И все же художественные просчеты Вирджинии Вулф в «Комнате Джейкоба» в известной степени не менее интересны, а для истории литературы не менее существенны, чем ее новаторские достижения. Просчеты Вулф, очевидные с высот ее собственного зрелого искусства в романах «Миссис Дэллоуэй» и «На маяк», — этапы развития становления, мужания психологической прозы XX столетия, родоначальницей и мастером которой была создательница «Комнаты Джейкоба».

Е. Гениева.

I

«Так что, конечно, — написала Бетти Фландерс, вдавливая каблуки поглубже в песок, — оставалось только уезжать». Медленно стекая с кончика золотого пера, бледно-голубые чернила расплывались в точке, потому что здесь ручка замерла, глаза уставились в пространство и медленно наполнились слезами. Залив затрепетал, маяк покачнулся, и ей показалось, что мачта маленькой яхты мистера Коннора накренилась, как восковая свечка на солнце. Она быстро сморгнула. Только бы ничего не случилось. Она сморгнула снова. Мачта выпрямилась, волны бежали ровно, маяк был на месте, но клякса расползлась.

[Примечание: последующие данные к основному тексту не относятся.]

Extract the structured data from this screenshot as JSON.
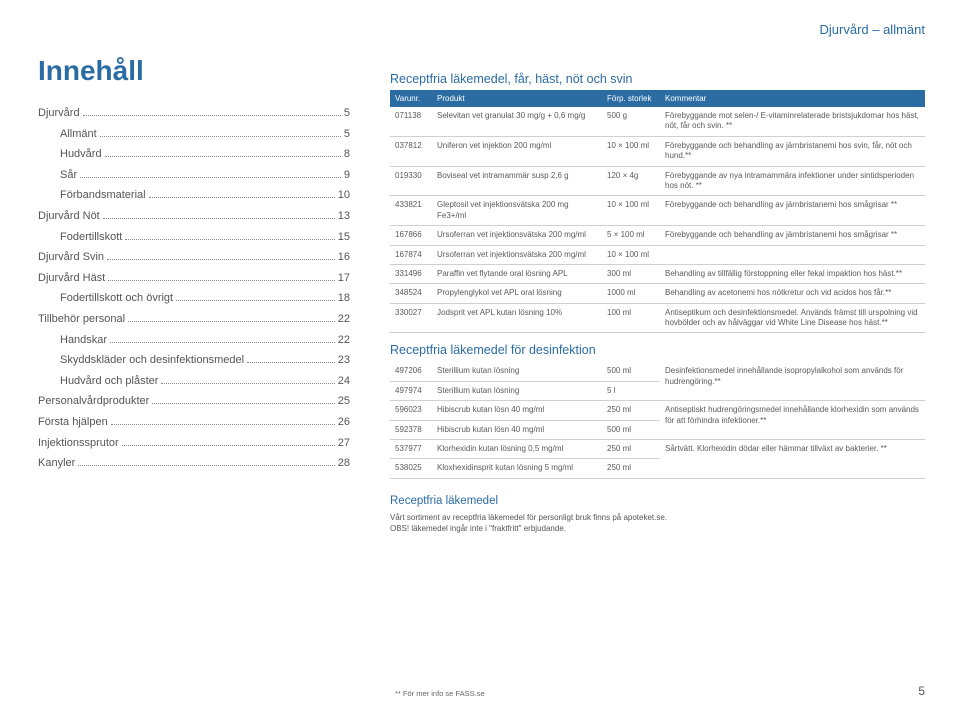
{
  "breadcrumb": "Djurvård – allmänt",
  "toc": {
    "title": "Innehåll",
    "items": [
      {
        "label": "Djurvård",
        "page": "5",
        "indent": false
      },
      {
        "label": "Allmänt",
        "page": "5",
        "indent": true
      },
      {
        "label": "Hudvård",
        "page": "8",
        "indent": true
      },
      {
        "label": "Sår",
        "page": "9",
        "indent": true
      },
      {
        "label": "Förbandsmaterial",
        "page": "10",
        "indent": true
      },
      {
        "label": "Djurvård Nöt",
        "page": "13",
        "indent": false
      },
      {
        "label": "Fodertillskott",
        "page": "15",
        "indent": true
      },
      {
        "label": "Djurvård Svin",
        "page": "16",
        "indent": false
      },
      {
        "label": "Djurvård Häst",
        "page": "17",
        "indent": false
      },
      {
        "label": "Fodertillskott och övrigt",
        "page": "18",
        "indent": true
      },
      {
        "label": "Tillbehör personal",
        "page": "22",
        "indent": false
      },
      {
        "label": "Handskar",
        "page": "22",
        "indent": true
      },
      {
        "label": "Skyddskläder och desinfektionsmedel",
        "page": "23",
        "indent": true
      },
      {
        "label": "Hudvård och plåster",
        "page": "24",
        "indent": true
      },
      {
        "label": "Personalvårdprodukter",
        "page": "25",
        "indent": false
      },
      {
        "label": "Första hjälpen",
        "page": "26",
        "indent": false
      },
      {
        "label": "Injektionssprutor",
        "page": "27",
        "indent": false
      },
      {
        "label": "Kanyler",
        "page": "28",
        "indent": false
      }
    ]
  },
  "table1": {
    "heading": "Receptfria läkemedel, får, häst, nöt och svin",
    "headers": {
      "c1": "Varunr.",
      "c2": "Produkt",
      "c3": "Förp. storlek",
      "c4": "Kommentar"
    },
    "rows": [
      {
        "c1": "071138",
        "c2": "Selevitan vet granulat 30 mg/g + 0,6 mg/g",
        "c3": "500 g",
        "c4": "Förebyggande mot selen-/ E-vitaminrelaterade bristsjukdomar hos häst, nöt, får och svin. **"
      },
      {
        "c1": "037812",
        "c2": "Uniferon vet injektion 200 mg/ml",
        "c3": "10 × 100 ml",
        "c4": "Förebyggande och behandling av järnbristanemi hos svin, får, nöt och hund.**"
      },
      {
        "c1": "019330",
        "c2": "Boviseal vet intramammär susp 2,6 g",
        "c3": "120 × 4g",
        "c4": "Förebyggande av nya intramammära infektioner under sintidsperioden hos nöt. **"
      },
      {
        "c1": "433821",
        "c2": "Gleptosil vet injektionsvätska 200 mg Fe3+/ml",
        "c3": "10 × 100 ml",
        "c4": "Förebyggande och behandling av järnbristanemi hos smågrisar **"
      },
      {
        "c1": "167866",
        "c2": "Ursoferran vet injektionsvätska 200 mg/ml",
        "c3": "5 × 100 ml",
        "c4": "Förebyggande och behandling av järnbristanemi hos smågrisar **"
      },
      {
        "c1": "167874",
        "c2": "Ursoferran vet injektionsvätska 200 mg/ml",
        "c3": "10 × 100 ml",
        "c4": ""
      },
      {
        "c1": "331496",
        "c2": "Paraffin vet flytande oral lösning APL",
        "c3": "300 ml",
        "c4": "Behandling av tillfällig förstoppning eller fekal impaktion hos häst.**"
      },
      {
        "c1": "348524",
        "c2": "Propylenglykol vet APL oral lösning",
        "c3": "1000 ml",
        "c4": "Behandling av acetonemi hos nötkretur och vid acidos hos får.**"
      },
      {
        "c1": "330027",
        "c2": "Jodsprit vet APL kutan lösning 10%",
        "c3": "100 ml",
        "c4": "Antiseptikum och desinfektionsmedel. Används främst till urspolning vid hovbölder och av hålväggar vid White Line Disease hos häst.**"
      }
    ]
  },
  "table2": {
    "heading": "Receptfria läkemedel för desinfektion",
    "rows": [
      {
        "c1": "497206",
        "c2": "Sterillium kutan lösning",
        "c3": "500 ml",
        "c4": "Desinfektionsmedel innehållande isopropylalkohol som används för hudrengöring.**",
        "merge": true
      },
      {
        "c1": "497974",
        "c2": "Sterillium kutan lösning",
        "c3": "5 l",
        "c4": ""
      },
      {
        "c1": "596023",
        "c2": "Hibiscrub kutan lösn 40 mg/ml",
        "c3": "250 ml",
        "c4": "Antiseptiskt hudrengöringsmedel innehållande klorhexidin som används för att förhindra infektioner.**",
        "merge": true
      },
      {
        "c1": "592378",
        "c2": "Hibiscrub kutan lösn 40 mg/ml",
        "c3": "500 ml",
        "c4": ""
      },
      {
        "c1": "537977",
        "c2": "Klorhexidin kutan lösning 0,5 mg/ml",
        "c3": "250 ml",
        "c4": "Sårtvätt. Klorhexidin dödar eller hämmar tillväxt av bakterier. **",
        "merge": true
      },
      {
        "c1": "538025",
        "c2": "Kloxhexidinsprit kutan lösning 5 mg/ml",
        "c3": "250 ml",
        "c4": ""
      }
    ]
  },
  "bottomNote": {
    "title": "Receptfria läkemedel",
    "line1": "Vårt sortiment av receptfria läkemedel för personligt bruk finns på apoteket.se.",
    "line2": "OBS! läkemedel ingår inte i \"fraktfritt\" erbjudande."
  },
  "footnote": "** För mer info se FASS.se",
  "pageNumber": "5",
  "colors": {
    "accent": "#2b6ca3",
    "text": "#5a5a5a",
    "border": "#d0d0d0"
  }
}
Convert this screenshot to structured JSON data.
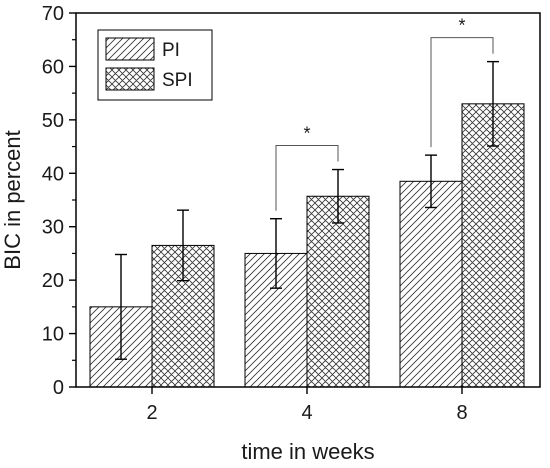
{
  "chart_data": {
    "type": "bar",
    "categories": [
      "2",
      "4",
      "8"
    ],
    "series": [
      {
        "name": "PI",
        "pattern": "diagonal-hatch",
        "values": [
          15.0,
          25.0,
          38.5
        ],
        "errors": [
          9.8,
          6.5,
          4.9
        ]
      },
      {
        "name": "SPI",
        "pattern": "cross-hatch",
        "values": [
          26.5,
          35.7,
          53.0
        ],
        "errors": [
          6.6,
          5.0,
          7.9
        ]
      }
    ],
    "xlabel": "time in weeks",
    "ylabel": "BIC in percent",
    "ylim": [
      0,
      70
    ],
    "yticks": [
      0,
      10,
      20,
      30,
      40,
      50,
      60,
      70
    ],
    "grid": false,
    "legend_position": "top-left",
    "significance": [
      {
        "category": "4",
        "label": "*"
      },
      {
        "category": "8",
        "label": "*"
      }
    ]
  }
}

«…оставалось только уезжать», — прочитала она.

— Ну, если Джейкоб не хочет играть (на бумагу легла тень Арчера, ее старшего сына, на песке она казалась синеватой, и стало зябко — было уже третье сентября), если Джейкоб не хочет играть… — какая жуткая клякса! Уже, наверное, поздно.

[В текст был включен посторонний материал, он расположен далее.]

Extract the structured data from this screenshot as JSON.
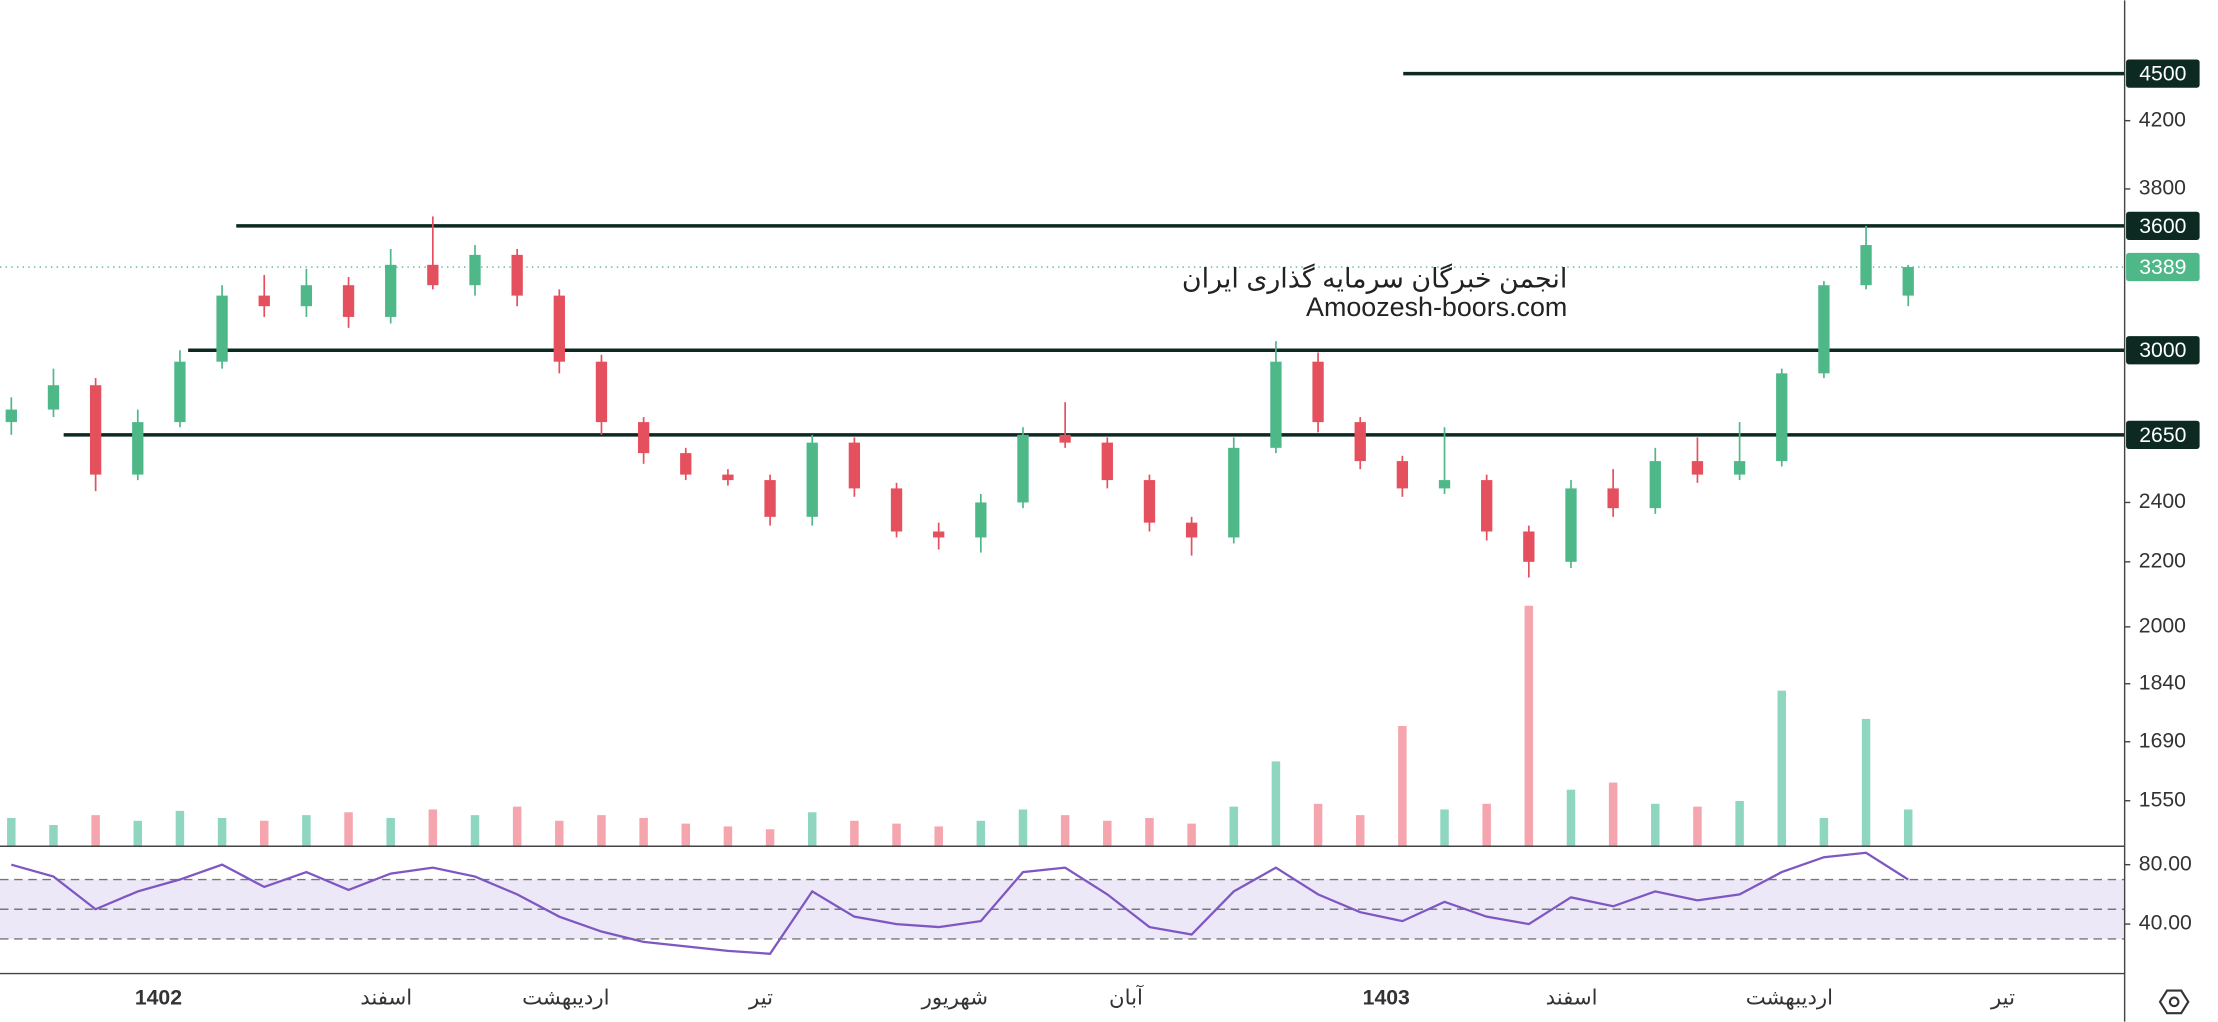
{
  "chart_data": {
    "type": "candlestick",
    "watermark": [
      "انجمن خبرگان سرمایه گذاری ایران",
      "Amoozesh-boors.com"
    ],
    "open": [
      2700,
      2750,
      2850,
      2500,
      2700,
      2950,
      3250,
      3200,
      3300,
      3150,
      3400,
      3300,
      3450,
      3250,
      2950,
      2700,
      2580,
      2500,
      2480,
      2350,
      2620,
      2450,
      2300,
      2280,
      2400,
      2650,
      2620,
      2480,
      2330,
      2280,
      2600,
      2950,
      2700,
      2550,
      2450,
      2480,
      2300,
      2200,
      2450,
      2380,
      2550,
      2500,
      2550,
      2900,
      3300,
      3250
    ],
    "high": [
      2800,
      2920,
      2880,
      2750,
      3000,
      3300,
      3350,
      3380,
      3340,
      3480,
      3650,
      3500,
      3480,
      3280,
      2980,
      2720,
      2600,
      2520,
      2500,
      2650,
      2640,
      2470,
      2330,
      2430,
      2680,
      2780,
      2640,
      2500,
      2350,
      2640,
      3040,
      2990,
      2720,
      2570,
      2680,
      2500,
      2320,
      2480,
      2520,
      2600,
      2640,
      2700,
      2920,
      3320,
      3600,
      3400
    ],
    "low": [
      2650,
      2720,
      2440,
      2480,
      2680,
      2920,
      3150,
      3150,
      3100,
      3120,
      3280,
      3250,
      3200,
      2900,
      2650,
      2540,
      2480,
      2460,
      2320,
      2320,
      2420,
      2280,
      2240,
      2230,
      2380,
      2600,
      2450,
      2300,
      2220,
      2260,
      2580,
      2660,
      2520,
      2420,
      2430,
      2270,
      2150,
      2180,
      2350,
      2360,
      2470,
      2480,
      2530,
      2880,
      3280,
      3200
    ],
    "close": [
      2750,
      2850,
      2500,
      2700,
      2950,
      3250,
      3200,
      3300,
      3150,
      3400,
      3300,
      3450,
      3250,
      2950,
      2700,
      2580,
      2500,
      2480,
      2350,
      2620,
      2450,
      2300,
      2280,
      2400,
      2650,
      2620,
      2480,
      2330,
      2280,
      2600,
      2950,
      2700,
      2550,
      2450,
      2480,
      2300,
      2200,
      2450,
      2380,
      2550,
      2500,
      2550,
      2900,
      3300,
      3500,
      3389
    ],
    "up_color": "#4fb889",
    "down_color": "#e5505e",
    "ylim": [
      1450,
      5010
    ],
    "log_scale": true,
    "yticks": [
      4200,
      3800,
      2400,
      2200,
      2000,
      1840,
      1690,
      1550
    ],
    "levels": [
      4500,
      3600,
      3000,
      2650
    ],
    "level_color": "#0c2a22",
    "last_price": 3389,
    "last_price_color": "#4fb889",
    "time_labels": [
      "1402",
      "اسفند",
      "اردیبهشت",
      "تیر",
      "شهریور",
      "آبان",
      "1403",
      "اسفند",
      "اردیبهشت",
      "تیر"
    ],
    "volume": {
      "values": [
        20,
        15,
        22,
        18,
        25,
        20,
        18,
        22,
        24,
        20,
        26,
        22,
        28,
        18,
        22,
        20,
        16,
        14,
        12,
        24,
        18,
        16,
        14,
        18,
        26,
        22,
        18,
        20,
        16,
        28,
        60,
        30,
        22,
        85,
        26,
        30,
        170,
        40,
        45,
        30,
        28,
        32,
        110,
        20,
        90,
        26
      ],
      "up_color": "#8fd6c0",
      "down_color": "#f5a5ae"
    },
    "rsi": {
      "values": [
        80,
        72,
        50,
        62,
        70,
        80,
        65,
        75,
        63,
        74,
        78,
        72,
        60,
        45,
        35,
        28,
        25,
        22,
        20,
        62,
        45,
        40,
        38,
        42,
        75,
        78,
        60,
        38,
        33,
        62,
        78,
        60,
        48,
        42,
        55,
        45,
        40,
        58,
        52,
        62,
        56,
        60,
        75,
        85,
        88,
        70
      ],
      "ylim": [
        6.7,
        92.4
      ],
      "yticks": [
        {
          "value": 80,
          "label": "80.00"
        },
        {
          "value": 40,
          "label": "40.00"
        }
      ],
      "bands": [
        70,
        50,
        30
      ],
      "color": "#7e57c2",
      "band_fill": "#ede8f8"
    }
  }
}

— Да где же этот непослушный мальчишка? — сказала она. — Что-то его не видно. Сбегай разыщи его. Скажи, чтобы немедленно пришел. — «…но, слава богу, — торопливо написала она, не обращая внимания на точку, — все, кажется, устроилось благополучно, хоть мы и теснимся здесь как селедки в бочке, да еще приходится тут же ставить детскую коляску, чего хозяйка, естественно, не позволяет…»

Такие письма писала Бетти Фландерс капитану Барфуту — бесконечные, закапанные слезами. Скарборо в семистах милях от Корнуолла — капитан Барфут в Скарборо — Сибрук умер… От слез георгины у нее в саду постоянно плыли красными волнами, стекло теплицы вспыхивало перед глазами, а в кухне блестели ножи, и когда в церкви звучал псалом и миссис Фландерс низко склонялась над головами своих мальчиков, миссис Джарвис, жена пастора, думала, что брак — это крепость, а вдовы одиноко блуждают в чистом поле, подбирая каменья и редкие золотые соломинки, обездоленные, беззащитные, несчастные существа. Миссис Фландерс уже два года была вдовой.

— Джей-коб! Джей-коб! — кричал Арчер.

«Скарборо», — написала миссис Фландерс на конверте и жирно подчеркнула, это был ее родной город, главное место на земле. Но где же марка? Она порылась в сумочке, вытряхнула ее содержимое, затем пошарила в складках платья — и все так стремительно, что Чарльз Стил в своей панаме замер с кистью в руке.